Berbeda dengan Nasiruddin Ath-Thusi
(1201M) yang membagi jiwa kedalam tiga bagian yaitu jiwa manusiawi, hewani, dan
yang terakhir jiwa imajinatif. Jiwa manusiawi ditandai dengan adanya akal, dari
sini ia membagi akal toeritis dan akal praktis. Akal teoritis merupakan
potensialitas, yang perwujudanya adalah konsep yang menjadi nyata terlihat dan
pengetahuan. Sedangkan akal praktis itu terkait dengan tindakan-tindakan yang
disengaja atau tidak disengaja.
Jiwa imajinatif berkaitan dengan
gambaran-gambaran rasa atau perasaan, yang mana jika ia disatukan dengan jiwa
hewani yang terjadi adalah kehancuran karena jiwa hewani itu hanya mendorong
kita akan kepuasan dan kesenangan (hawa atau nafsu). Namun jika disatukan
dengan yang jiwa manusiawi maka akan akan ikut bergembira atau bersedih bersema
jiwa itu.
Ar-Razi membagi tentang manusia itu badan
dan roh atau jiwa, orang-orang yang mengatakan hal ini berbeda pendapat dalam
penetapan spesifik ini:
Empat macam komponen atau campuran yang
kemudian mewujudkan badan ini.
Maksudnya adalah darah.
Roh yang lembut dan muncul disisi kiri
dari hati, dan mengakses sel-sel keseluruh anggota badan.

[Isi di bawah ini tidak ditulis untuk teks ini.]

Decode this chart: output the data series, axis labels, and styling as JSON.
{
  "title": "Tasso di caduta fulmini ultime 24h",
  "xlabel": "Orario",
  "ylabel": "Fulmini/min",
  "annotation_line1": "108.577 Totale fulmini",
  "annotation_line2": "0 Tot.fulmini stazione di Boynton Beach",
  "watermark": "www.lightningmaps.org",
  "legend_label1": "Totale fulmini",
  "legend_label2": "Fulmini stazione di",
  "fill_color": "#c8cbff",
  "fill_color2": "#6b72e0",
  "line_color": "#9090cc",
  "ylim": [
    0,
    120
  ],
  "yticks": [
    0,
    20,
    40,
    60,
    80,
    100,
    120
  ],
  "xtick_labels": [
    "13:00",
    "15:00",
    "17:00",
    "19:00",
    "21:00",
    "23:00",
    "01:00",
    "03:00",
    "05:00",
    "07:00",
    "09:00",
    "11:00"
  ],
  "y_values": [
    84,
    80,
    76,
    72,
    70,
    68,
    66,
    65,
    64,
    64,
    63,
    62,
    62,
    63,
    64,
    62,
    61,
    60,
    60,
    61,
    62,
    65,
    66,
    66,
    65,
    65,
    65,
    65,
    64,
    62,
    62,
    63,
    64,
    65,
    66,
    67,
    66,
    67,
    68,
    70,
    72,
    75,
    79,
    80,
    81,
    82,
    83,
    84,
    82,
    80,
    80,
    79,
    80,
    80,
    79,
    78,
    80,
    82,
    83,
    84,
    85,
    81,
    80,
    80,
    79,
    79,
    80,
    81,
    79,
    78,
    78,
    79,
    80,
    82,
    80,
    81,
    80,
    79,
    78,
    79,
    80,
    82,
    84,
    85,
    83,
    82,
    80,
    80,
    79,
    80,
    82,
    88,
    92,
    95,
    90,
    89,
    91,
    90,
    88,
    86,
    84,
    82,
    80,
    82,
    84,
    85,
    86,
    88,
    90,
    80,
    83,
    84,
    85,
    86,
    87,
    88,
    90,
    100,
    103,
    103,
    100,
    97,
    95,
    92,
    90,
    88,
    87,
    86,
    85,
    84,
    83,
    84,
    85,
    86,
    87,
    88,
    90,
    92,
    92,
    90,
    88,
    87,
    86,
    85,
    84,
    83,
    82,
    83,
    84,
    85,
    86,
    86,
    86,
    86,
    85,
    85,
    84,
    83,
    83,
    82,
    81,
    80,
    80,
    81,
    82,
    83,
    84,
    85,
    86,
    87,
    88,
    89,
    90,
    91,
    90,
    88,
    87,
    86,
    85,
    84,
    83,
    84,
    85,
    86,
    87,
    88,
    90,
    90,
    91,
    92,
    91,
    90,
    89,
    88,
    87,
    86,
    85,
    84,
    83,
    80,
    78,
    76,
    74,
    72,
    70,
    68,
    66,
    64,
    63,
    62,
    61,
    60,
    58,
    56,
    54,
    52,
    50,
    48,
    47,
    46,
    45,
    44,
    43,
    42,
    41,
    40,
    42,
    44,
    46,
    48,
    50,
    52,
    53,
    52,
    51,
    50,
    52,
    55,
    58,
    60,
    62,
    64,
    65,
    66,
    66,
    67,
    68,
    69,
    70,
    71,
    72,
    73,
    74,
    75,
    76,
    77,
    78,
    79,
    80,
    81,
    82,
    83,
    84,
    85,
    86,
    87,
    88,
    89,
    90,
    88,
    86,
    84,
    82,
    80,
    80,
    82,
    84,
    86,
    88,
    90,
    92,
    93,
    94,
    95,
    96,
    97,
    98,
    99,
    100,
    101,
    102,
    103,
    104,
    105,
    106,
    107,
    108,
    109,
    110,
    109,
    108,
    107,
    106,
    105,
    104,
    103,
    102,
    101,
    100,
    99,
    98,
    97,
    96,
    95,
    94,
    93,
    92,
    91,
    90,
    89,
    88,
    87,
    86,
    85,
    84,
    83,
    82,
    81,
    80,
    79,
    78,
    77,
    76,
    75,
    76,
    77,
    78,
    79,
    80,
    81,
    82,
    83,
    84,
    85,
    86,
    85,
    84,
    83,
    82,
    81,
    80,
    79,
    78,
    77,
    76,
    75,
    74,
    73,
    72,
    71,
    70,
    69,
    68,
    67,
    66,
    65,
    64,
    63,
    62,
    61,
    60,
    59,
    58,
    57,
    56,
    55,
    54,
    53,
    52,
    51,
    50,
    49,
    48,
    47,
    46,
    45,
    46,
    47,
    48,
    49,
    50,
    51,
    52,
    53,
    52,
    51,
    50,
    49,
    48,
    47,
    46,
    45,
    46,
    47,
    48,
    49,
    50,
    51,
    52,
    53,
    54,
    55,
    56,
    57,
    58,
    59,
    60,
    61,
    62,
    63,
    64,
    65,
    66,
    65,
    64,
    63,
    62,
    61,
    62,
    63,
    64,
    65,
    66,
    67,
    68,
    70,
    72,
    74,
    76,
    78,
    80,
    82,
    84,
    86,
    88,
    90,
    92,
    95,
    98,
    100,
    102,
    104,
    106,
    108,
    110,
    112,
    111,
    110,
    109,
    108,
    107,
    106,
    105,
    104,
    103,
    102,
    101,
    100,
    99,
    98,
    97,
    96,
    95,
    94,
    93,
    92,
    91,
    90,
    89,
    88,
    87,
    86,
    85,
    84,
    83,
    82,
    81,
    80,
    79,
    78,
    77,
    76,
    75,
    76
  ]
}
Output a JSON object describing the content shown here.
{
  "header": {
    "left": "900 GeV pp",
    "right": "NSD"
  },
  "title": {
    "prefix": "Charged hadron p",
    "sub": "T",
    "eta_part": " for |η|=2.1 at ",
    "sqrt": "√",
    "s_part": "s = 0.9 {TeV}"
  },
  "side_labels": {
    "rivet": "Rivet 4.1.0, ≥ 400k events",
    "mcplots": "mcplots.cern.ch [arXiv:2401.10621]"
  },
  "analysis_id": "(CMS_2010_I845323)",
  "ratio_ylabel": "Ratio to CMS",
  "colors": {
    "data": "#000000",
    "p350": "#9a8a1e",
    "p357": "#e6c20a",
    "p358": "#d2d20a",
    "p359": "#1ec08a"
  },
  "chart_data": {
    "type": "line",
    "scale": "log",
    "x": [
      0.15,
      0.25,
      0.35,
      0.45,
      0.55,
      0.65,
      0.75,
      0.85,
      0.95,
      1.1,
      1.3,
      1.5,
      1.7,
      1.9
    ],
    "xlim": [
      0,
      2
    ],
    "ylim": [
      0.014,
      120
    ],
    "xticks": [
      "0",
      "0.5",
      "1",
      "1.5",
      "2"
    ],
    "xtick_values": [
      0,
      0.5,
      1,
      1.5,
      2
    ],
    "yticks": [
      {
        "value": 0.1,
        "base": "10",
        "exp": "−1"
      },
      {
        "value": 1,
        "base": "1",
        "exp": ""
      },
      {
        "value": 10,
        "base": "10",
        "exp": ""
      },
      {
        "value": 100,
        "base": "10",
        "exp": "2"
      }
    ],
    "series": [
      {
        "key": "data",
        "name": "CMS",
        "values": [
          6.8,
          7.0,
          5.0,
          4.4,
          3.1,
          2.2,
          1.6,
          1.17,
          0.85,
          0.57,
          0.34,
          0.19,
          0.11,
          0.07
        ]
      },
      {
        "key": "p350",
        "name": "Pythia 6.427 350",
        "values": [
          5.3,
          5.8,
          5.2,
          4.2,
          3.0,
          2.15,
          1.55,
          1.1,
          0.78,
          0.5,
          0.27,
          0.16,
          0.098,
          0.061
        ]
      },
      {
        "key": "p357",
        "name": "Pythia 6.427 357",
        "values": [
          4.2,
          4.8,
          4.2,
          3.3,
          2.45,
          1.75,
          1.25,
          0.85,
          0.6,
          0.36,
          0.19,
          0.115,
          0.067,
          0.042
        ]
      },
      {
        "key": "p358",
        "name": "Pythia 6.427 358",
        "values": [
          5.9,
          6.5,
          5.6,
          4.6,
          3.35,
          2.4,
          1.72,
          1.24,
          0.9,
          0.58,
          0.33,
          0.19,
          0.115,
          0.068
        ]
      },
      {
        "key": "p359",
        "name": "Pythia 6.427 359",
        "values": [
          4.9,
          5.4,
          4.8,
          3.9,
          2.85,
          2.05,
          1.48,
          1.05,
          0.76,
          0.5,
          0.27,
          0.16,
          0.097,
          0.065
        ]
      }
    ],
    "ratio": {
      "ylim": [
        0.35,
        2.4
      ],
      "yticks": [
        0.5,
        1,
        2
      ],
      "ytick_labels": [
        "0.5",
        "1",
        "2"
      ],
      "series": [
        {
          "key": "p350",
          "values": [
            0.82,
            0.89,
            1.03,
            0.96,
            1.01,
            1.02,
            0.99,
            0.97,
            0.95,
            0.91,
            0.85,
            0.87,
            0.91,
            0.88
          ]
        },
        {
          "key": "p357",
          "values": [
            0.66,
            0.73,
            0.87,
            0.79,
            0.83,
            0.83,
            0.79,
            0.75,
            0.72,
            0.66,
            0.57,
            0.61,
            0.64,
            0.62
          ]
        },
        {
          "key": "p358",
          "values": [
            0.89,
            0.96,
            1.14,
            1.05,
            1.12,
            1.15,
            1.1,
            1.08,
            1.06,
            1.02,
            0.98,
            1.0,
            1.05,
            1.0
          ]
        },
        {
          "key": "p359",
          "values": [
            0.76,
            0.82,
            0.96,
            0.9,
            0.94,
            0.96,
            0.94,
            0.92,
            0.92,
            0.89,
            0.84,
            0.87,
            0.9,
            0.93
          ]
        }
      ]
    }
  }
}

Roh yang naik didalam hati ke otak,
kemudian membentuk proses yang selaras untuk menerima kekuatan menghafal dan
berfikir dan mengingat.
Fisik yang berbeda dengan badan yang dapat
diraba ini yang bersifat tinggi, ringan, hidup, yang menyebar kesuluruh tubuh
dan memberi pengaruhnya yang berupa rasa dan gerakan.2
Bisa kita bandingkan dengan pembahasan
jiwa yang dibahas Plato dengan teori jiwa tripatitnya yang kami bahas berikut,
mungkin terlihat sama dengan milik At-Thusi namun dalam istilah berbeda, tapi
Ath-Thusi sedikit lebih lengkap karena ia membagi lagi konsep jiwa manusiawinya
yang dalam istilah pembahasan Plato disebut akal. Sedangkan Ikhwan Ash-Shafa
agak sedikit sederhana. Dan Ar-Razi yang berbeda penjelasanya dan pembagianya,
namun ada sedikit kesamaan.
Eskatologi.
Masalah kebangkitan adalah salah satu
masalah filsafat dan juga teologi, ini terkait dengan mungkin ataukah mustahil
ada kehidupan setelah mati, atau menghidupkan kembali apa-apa yang sudah mati.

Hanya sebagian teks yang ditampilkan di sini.